Taliban Talks Hit a Wall Over Deeper Disagreements, Officials Say – The New York Times

The Afghan president was signing up for nothing less than a gamble, with the details of what might transpire at Camp David vague even to his closest circle of advisers. But stuck in a difficult position, he didn’t have much to lose, a senior official said.

After the talks were called off, the Afghan government blamed the Taliban, saying that the violence was making the peace process difficult. Sediq Sediqqi, a spokesman for Mr. Ghani, lashed out at the Taliban’s political office in Qatar, saying that the group had shown no commitment to peace despite having protection in the Gulf country and freedom of movement.

“The Taliban’s honeymoon in Qatar needs to be ended,” Mr. Sediqqi said.

It recent weeks, it had been increasingly clear that the United States and the Taliban, after nine rounds of painstaking negotiations over nearly a year, had ironed out most of the issues between them. The chief American envoy, Zalmay Khalilzad, declared that the agreement document had been finalized “in principle.”

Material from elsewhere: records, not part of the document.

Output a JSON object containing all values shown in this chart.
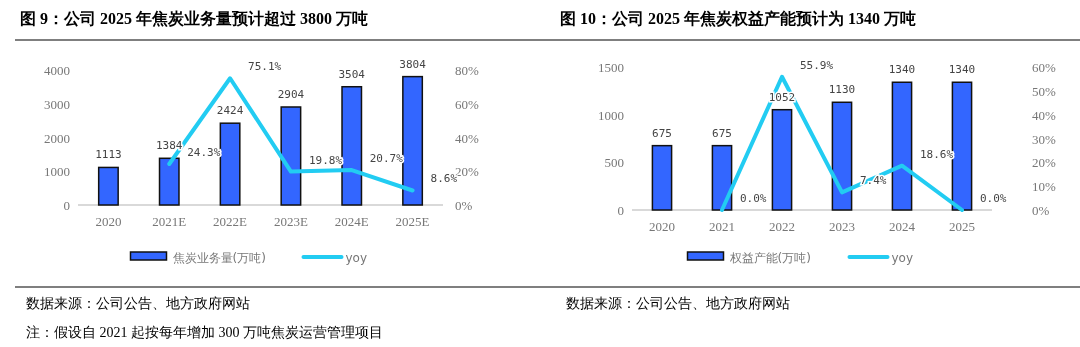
{
  "chart_data": [
    {
      "type": "bar",
      "title": "图 9：公司 2025 年焦炭业务量预计超过 3800 万吨",
      "categories": [
        "2020",
        "2021E",
        "2022E",
        "2023E",
        "2024E",
        "2025E"
      ],
      "series": [
        {
          "name": "焦炭业务量(万吨)",
          "color": "#3366ff",
          "values": [
            1113,
            1384,
            2424,
            2904,
            3504,
            3804
          ],
          "value_labels": [
            "1113",
            "1384",
            "2424",
            "2904",
            "3504",
            "3804"
          ]
        },
        {
          "name": "yoy",
          "type": "line",
          "axis": "y2",
          "color": "#22ccf2",
          "values": [
            null,
            24.3,
            75.1,
            19.8,
            20.7,
            8.6
          ],
          "value_labels": [
            null,
            "24.3%",
            "75.1%",
            "19.8%",
            "20.7%",
            "8.6%"
          ]
        }
      ],
      "ylim": [
        0,
        4000
      ],
      "yticks": [
        0,
        1000,
        2000,
        3000,
        4000
      ],
      "y2lim": [
        0,
        80
      ],
      "y2ticks": [
        {
          "value": 0,
          "label": "0%"
        },
        {
          "value": 20,
          "label": "20%"
        },
        {
          "value": 40,
          "label": "40%"
        },
        {
          "value": 60,
          "label": "60%"
        },
        {
          "value": 80,
          "label": "80%"
        }
      ],
      "legend": "bottom",
      "grid": false,
      "annotations": [
        "数据来源：公司公告、地方政府网站",
        "注：假设自 2021 起按每年增加 300 万吨焦炭运营管理项目"
      ]
    },
    {
      "type": "bar",
      "title": "图 10：公司 2025 年焦炭权益产能预计为 1340 万吨",
      "categories": [
        "2020",
        "2021",
        "2022",
        "2023",
        "2024",
        "2025"
      ],
      "series": [
        {
          "name": "权益产能(万吨)",
          "color": "#3366ff",
          "values": [
            675,
            675,
            1052,
            1130,
            1340,
            1340
          ],
          "value_labels": [
            "675",
            "675",
            "1052",
            "1130",
            "1340",
            "1340"
          ]
        },
        {
          "name": "yoy",
          "type": "line",
          "axis": "y2",
          "color": "#22ccf2",
          "values": [
            null,
            0.0,
            55.9,
            7.4,
            18.6,
            0.0
          ],
          "value_labels": [
            null,
            "0.0%",
            "55.9%",
            "7.4%",
            "18.6%",
            "0.0%"
          ]
        }
      ],
      "ylim": [
        0,
        1500
      ],
      "yticks": [
        0,
        500,
        1000,
        1500
      ],
      "y2lim": [
        0,
        60
      ],
      "y2ticks": [
        {
          "value": 0,
          "label": "0%"
        },
        {
          "value": 10,
          "label": "10%"
        },
        {
          "value": 20,
          "label": "20%"
        },
        {
          "value": 30,
          "label": "30%"
        },
        {
          "value": 40,
          "label": "40%"
        },
        {
          "value": 50,
          "label": "50%"
        },
        {
          "value": 60,
          "label": "60%"
        }
      ],
      "legend": "bottom",
      "grid": false,
      "annotations": [
        "数据来源：公司公告、地方政府网站"
      ]
    }
  ]
}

That deal, criticized by Afghan officials for lacking measures that would ensure stability, would include a timeline of about 16 months for a gradual withdrawal of the remaining 14,000 American troops, with about 5,000 of them leaving in 135 days after its signing. In return, the Taliban would provide counterterrorism assurances to ease American fears of repeat of attacks on home soil — such as the attacks by Al Qaeda on Sept. 11, 2001, that precipitated the war in Afghanistan.